Neben der Wahl des hochwertigeren Materials besitzt das Find X5 Pro zudem eine offizielle Zertifizierung nach IP68 gegen Staub und Wasser. Das Oneplus-Modell besitze wohl die gleichen Dichtungen, jedoch habe sich das Unternehmen die kostspielige Lizenzierung gespart, die das Unternehmen dem direkten Vorgänger, dem Oneplus 9 Pro (Test), noch spendiert hatte. Das ist ein recht enttäuschender Rückschritt. Jedoch ist kurios, dass die Version des 10 Pro, die bei T-Mobile in den USA angeboten wird, eine entsprechende Zertifizierung besitzt. So oder so: Hier hat Oneplus am falschen Ende gespart, da zu einem aktuellen Top-Smartphone eine IP-Zertifizierung einfach dazugehört.
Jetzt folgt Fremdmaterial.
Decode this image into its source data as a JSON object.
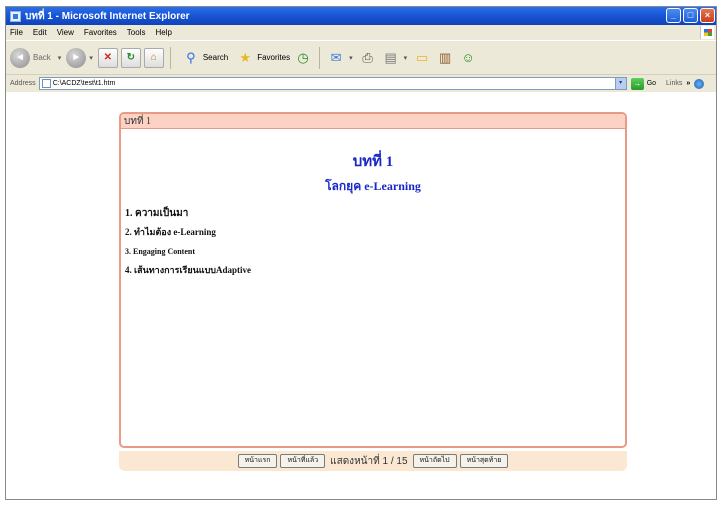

Das hat Xiaomi bei seinen neuen 12er-Modellen übrigens auch verbockt.

Das Oppo Find X5 Pro besitzt einzelne Lautstärke-Knöpfe, das Oneplus 10 Pro hat eine Wippe. (Foto: t3n)

Displays des Oneplus 10 Pro und Oppo Find X5 Pro: Erste Sahne

Abgesehen von der identischen Größe und der gleichen Position der Selfie-Kamera, die in beiden übrigens den gleichen 32-Megapixel-Sensor besitzt, sind die Displays auch mit ihren Diagonalen von 6,7-Zoll gleich. Beide Modelle haben einen LTPO-Bildschirm mit WQHD-Plus-Auflösung von 3.216 x 1.440 Pixeln mit 525 ppi und Zehn-Bit-Farbtiefe. Zudem besitzen bei eine dynamische Bildwiederholrate von 120 Hertz, die je nach Inhalt und App auf bis zu ein Hertz heruntergeregelt werden kann. Das unterstützt etwa auch Samsungs Galaxy S22 Ultra (Test).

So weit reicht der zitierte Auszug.